At 17 he scored 499 runs in the season with 90 against Old Worksopians and 91 not out against Craven Gentlemen.
He was made School captain at 18 and, with success which brought him mention in almost every newspaper in the country, totalled 1,251 runs for an average of 113. He made 240 against Wrekin, 216 against Cryptics, and, chosen to play for the Yorkshire Cricket Federation XI against Notts he scored 200. "I thought Cricket was an easy game and an ideal way of earning a living. I talked over the idea of being a professional cricketer with my father, and after a time, he agreed I should have a try."
He left school in September 1955, but as Craftsman Sharpe he had to do two years of National Service in R.E.M.E. Playing for the Combined Services he scored half-centuries against Warwickshire, Worcestershire and Surrey, and in one game for the Yorkshire Colts made 67 against Lancashire Second XI.
His father gave him a job learning wool sorting, alongside another Yorkshire batsman, D.E.V. Padgett, to occupy his time in the winter and then in 1958 came the serious effort of trying to prove himself a cricketer.
With the Yorkshire Colts he began with six or seven consecutive scores of over 40 and he was chosen for a four-match trial with the County XI. He was twelfth man for the first game against Surrey, scored 7 and 56 not out against Sussex at Worthing, failed against Kent at Maidstone but scored 141 against Somerset at Sheffield. He kept with the side to the end of the season.
Sharpe's main weakness in those early days was a tendency to turn chest on to the bowler when playing defensively. It caused the bat to travel across the line of flight of the ball instead of moving like a pendulum down the line of flight.
In twelve innings at the start of the 1959 season he made only 90 runs and a score of 202 against the touring India side for the Minor Counties did not change his luck.
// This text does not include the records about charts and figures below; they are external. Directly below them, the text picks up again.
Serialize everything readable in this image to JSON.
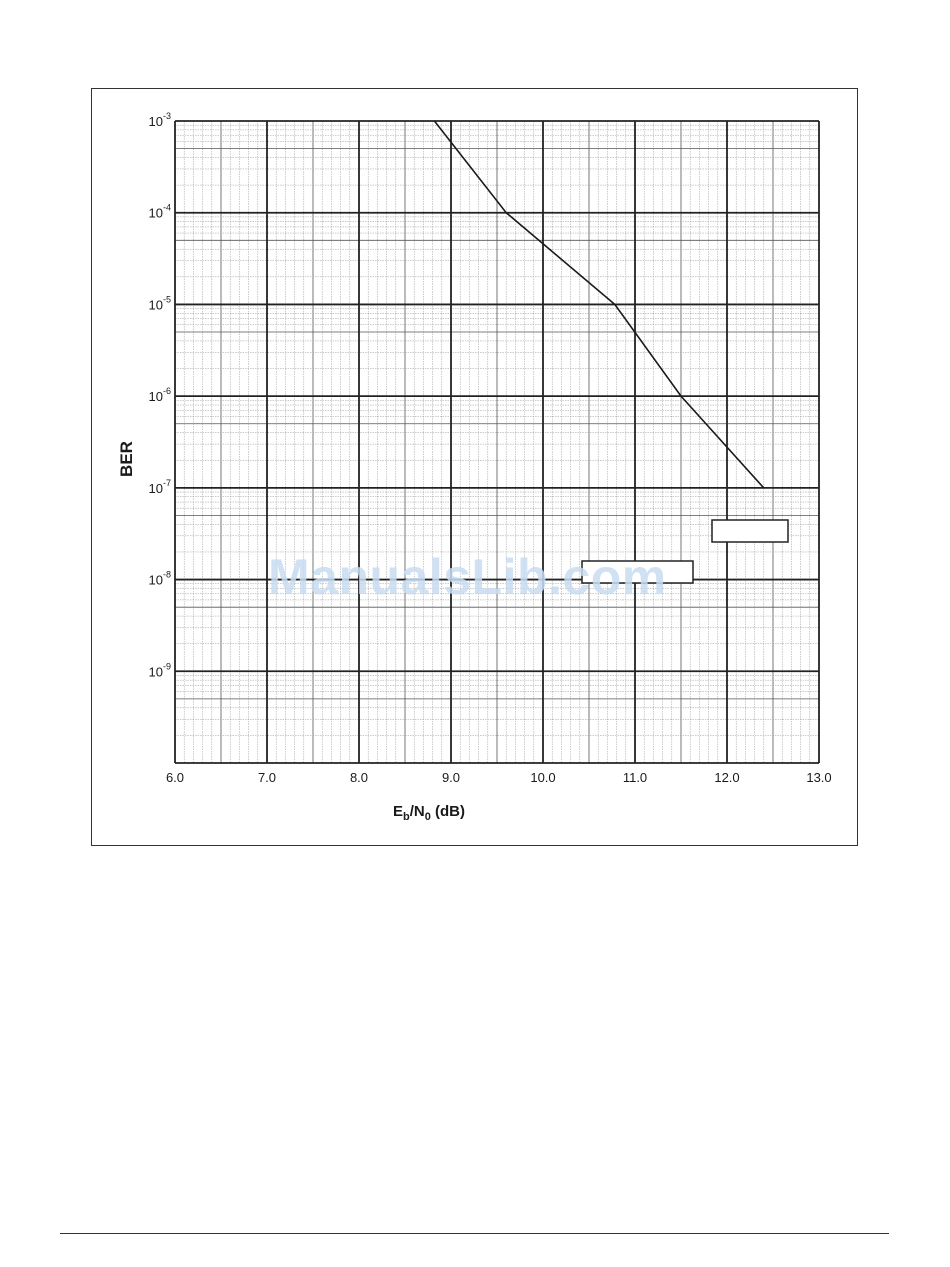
{
  "watermark": "ManualsLib.com",
  "chart_data": {
    "type": "line",
    "title": "",
    "xlabel": {
      "main": "E",
      "sub1": "b",
      "mid": "/N",
      "sub2": "0",
      "tail": " (dB)"
    },
    "ylabel": "BER",
    "xlim": [
      6.0,
      13.0
    ],
    "ylim": [
      1e-10,
      0.001
    ],
    "yscale": "log",
    "grid": true,
    "x_ticks": [
      "6.0",
      "7.0",
      "8.0",
      "9.0",
      "10.0",
      "11.0",
      "12.0",
      "13.0"
    ],
    "y_ticks": [
      {
        "base": "10",
        "exp": "-3"
      },
      {
        "base": "10",
        "exp": "-4"
      },
      {
        "base": "10",
        "exp": "-5"
      },
      {
        "base": "10",
        "exp": "-6"
      },
      {
        "base": "10",
        "exp": "-7"
      },
      {
        "base": "10",
        "exp": "-8"
      },
      {
        "base": "10",
        "exp": "-9"
      }
    ],
    "series": [
      {
        "x": [
          8.82,
          9.6,
          10.78,
          11.5,
          12.4
        ],
        "y": [
          0.001,
          0.0001,
          1e-05,
          1e-06,
          1e-07
        ]
      }
    ]
  }
}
He finished the season deputising for the Yorkshire scorer who had been taken ill.
The fault in technique persisted. He scored a double century for Yorkshire against Cambridge University at the start of the 1960 season but this failed to impress. Sharpe was more often twelfth man than player and he had just over 1,000 runs to his credit at the end of the season. Yorkshire, nevertheless, encouraged him by giving him his county cap.
In 43 innings for the county in 1961 he scored only 1,000 runs with a highest score of 87 and an average of 27.02. Although Yorkshire had 14 capped players to choose from they persisted with Sharpe because the bowlers liked to have him at slip. He was alert and had a good pair of hands. He had a subtle, almost impish sense of humour, and he was good to have about the dressing-room.
Says Sharpe: "On the experience gained I suddenly realised that my real mistake was that I had been playing at cricket rather than playing cricket. I needed to concentrate ... and a funny thing, in coming to this conclusion I found a confidence I had only experienced in my last year at Worksop."
Almost immediately his cricket took on a new character. He contributed over 50 runs in six out of the first seven games. He scored centuries against Lancashire, Pakistan, Surrey, Nottinghamshire, Northamptonshire and Lancashire again. The tendency to turn chest on went. Batting or fielding he had a contribution to make to every game and in 64 innings during the season he averaged over 40.
He became a strong candidate for a place in Dexter's M.C.C. side for Australia and probably only missed because the selectors wanted all-rounders, batsmen who could bowl off-spin.
Yorkshire's faith in him has been fully justified and he is confidently expected to join the county's long list of successful Test players.